Any ideas on how to solve this? Bonus points if your solution lets me re-aggregate old data into temporally coarser rows to retain more history for the same storage cost. Thanks.
Edit: just realized this is a partial duplicate of Bigquery event streaming and table creation.
If you look at the streaming API discovery document, there's a curious new experimental field called "templateSuffix", with a very relevant description.
I'd also point out that no official documentation has been released, so special care should probably go into using this field -- especially in a production setting. Experimental fields could possibly have bugs etc. Things I could think to be careful of off the top of my head are:
Modifying the schema of the base table in non-backwards-compatible ways.
Modifying the schema of a created table directly in a way that is incompatible with the base table.
Streaming to a created table directly and via this suffix -- row insert ids might not apply across boundaries.
Performing operations on the created table while it's actively being streamed to.
And I'm sure other things. Anyway, just thought I'd point that out. I'm sure official documentation will be much more thorough.
Most of us are doing the same thing as you described.
But we don't use a cron, as we create tables advance for 1 year or on some project for 5 years in advance. You may wonder why we do so, and when.
We do this when the schema is changed by us, by the developers. We do a deploy and we run a script that takes care of the schema changes for old/existing tables, and the script deletes all those empty tables from the future and simply recreates them. We didn't complicated our life with a cron, as we know the exact moment the schema changes, that's the deploy and there is no disadvantage to create tables in advance for such a long period. We do this based on tenants too on SaaS based system when the user is created or they close their accounts.
This way we don't need a cron, we just to know that the deploy needs to do this additional step when the schema changed.
As regarding don't lose streaming inserts while I do some maintenance on your tables, you need to address in your business logic at the application level. You probably have some sort of message queue, like Beanstalkd to queue all the rows into a tube and later a worker pushes to BigQuery. You may have this to cover the issue when BigQuery API responds with error and you need to retry. It's easy to do this with a simple message queue. So you would relly on this retry phase when you stop or rename some table for a while. The streaming insert will fail, most probably because the table is not ready for streaming insert eg: have been temporary renamed to do some ETL work.

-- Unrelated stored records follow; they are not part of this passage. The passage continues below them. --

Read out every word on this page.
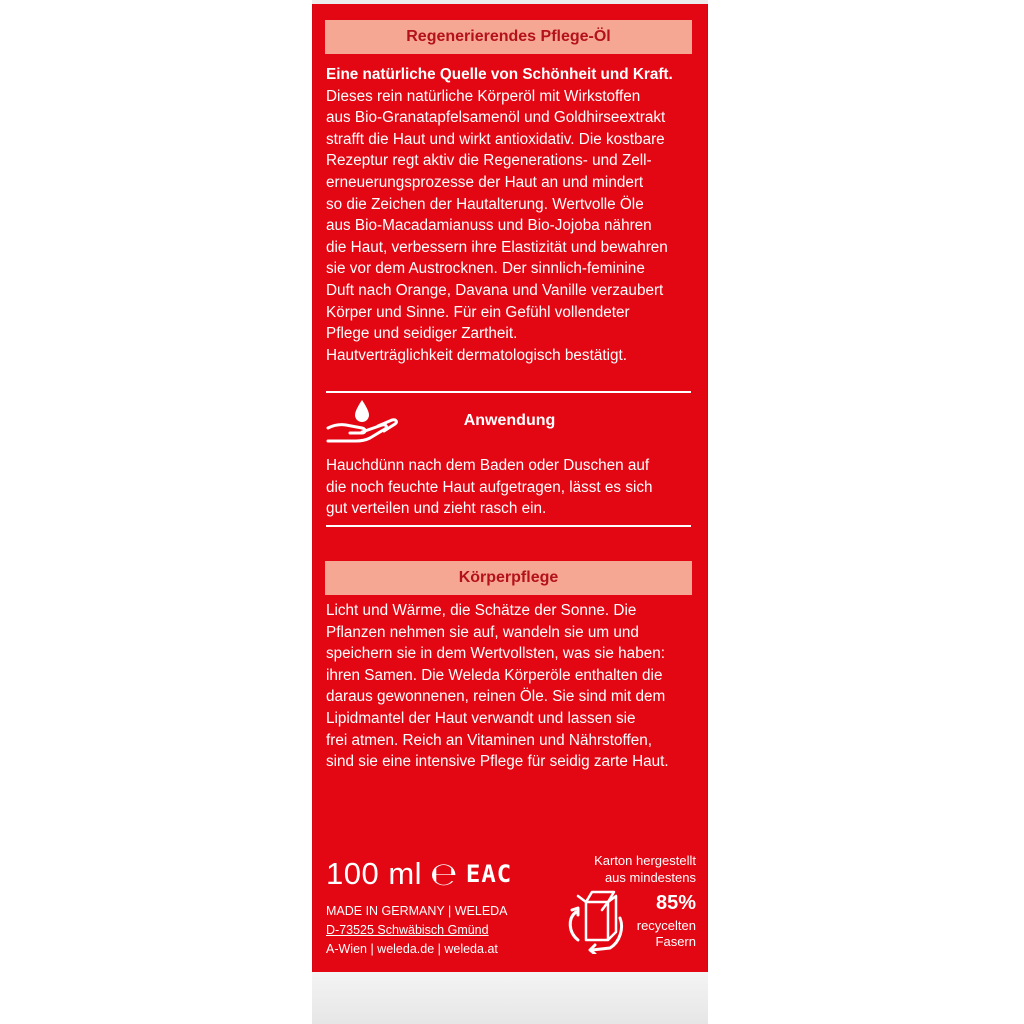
Regenerierendes Pflege-Öl
Eine natürliche Quelle von Schönheit und Kraft.
Dieses rein natürliche Körperöl mit Wirkstoffen
aus Bio-Granatapfelsamenöl und Goldhirseextrakt
strafft die Haut und wirkt antioxidativ. Die kostbare
Rezeptur regt aktiv die Regenerations- und Zell-
erneuerungsprozesse der Haut an und mindert
so die Zeichen der Hautalterung. Wertvolle Öle
aus Bio-Macadamianuss und Bio-Jojoba nähren
die Haut, verbessern ihre Elastizität und bewahren
sie vor dem Austrocknen. Der sinnlich-feminine
Duft nach Orange, Davana und Vanille verzaubert
Körper und Sinne. Für ein Gefühl vollendeter
Pflege und seidiger Zartheit.
Hautverträglichkeit dermatologisch bestätigt.
Anwendung
Hauchdünn nach dem Baden oder Duschen auf
die noch feuchte Haut aufgetragen, lässt es sich
gut verteilen und zieht rasch ein.
Körperpflege
Licht und Wärme, die Schätze der Sonne. Die
Pflanzen nehmen sie auf, wandeln sie um und
speichern sie in dem Wertvollsten, was sie haben:
ihren Samen. Die Weleda Körperöle enthalten die
daraus gewonnenen, reinen Öle. Sie sind mit dem
Lipidmantel der Haut verwandt und lassen sie
frei atmen. Reich an Vitaminen und Nährstoffen,
sind sie eine intensive Pflege für seidig zarte Haut.
100 ml ℮ EAC
MADE IN GERMANY | WELEDA
D-73525 Schwäbisch Gmünd
A-Wien | weleda.de | weleda.at
Karton hergestellt
aus mindestens
85%
recycelten
Fasern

If you don't have this retry phase you should consider adding it, as it not just helps retrying for BigQuery failed calls, but also allows you do have some maintenance window.
you've already solved it by partitioning. if table creation is an issue have an hourly cron in appengine that verifies today and tomorrow tables are always created.
very likely the appengine wont go over the free quotas and it has 99.95% SLO for uptime. the cron will never go down.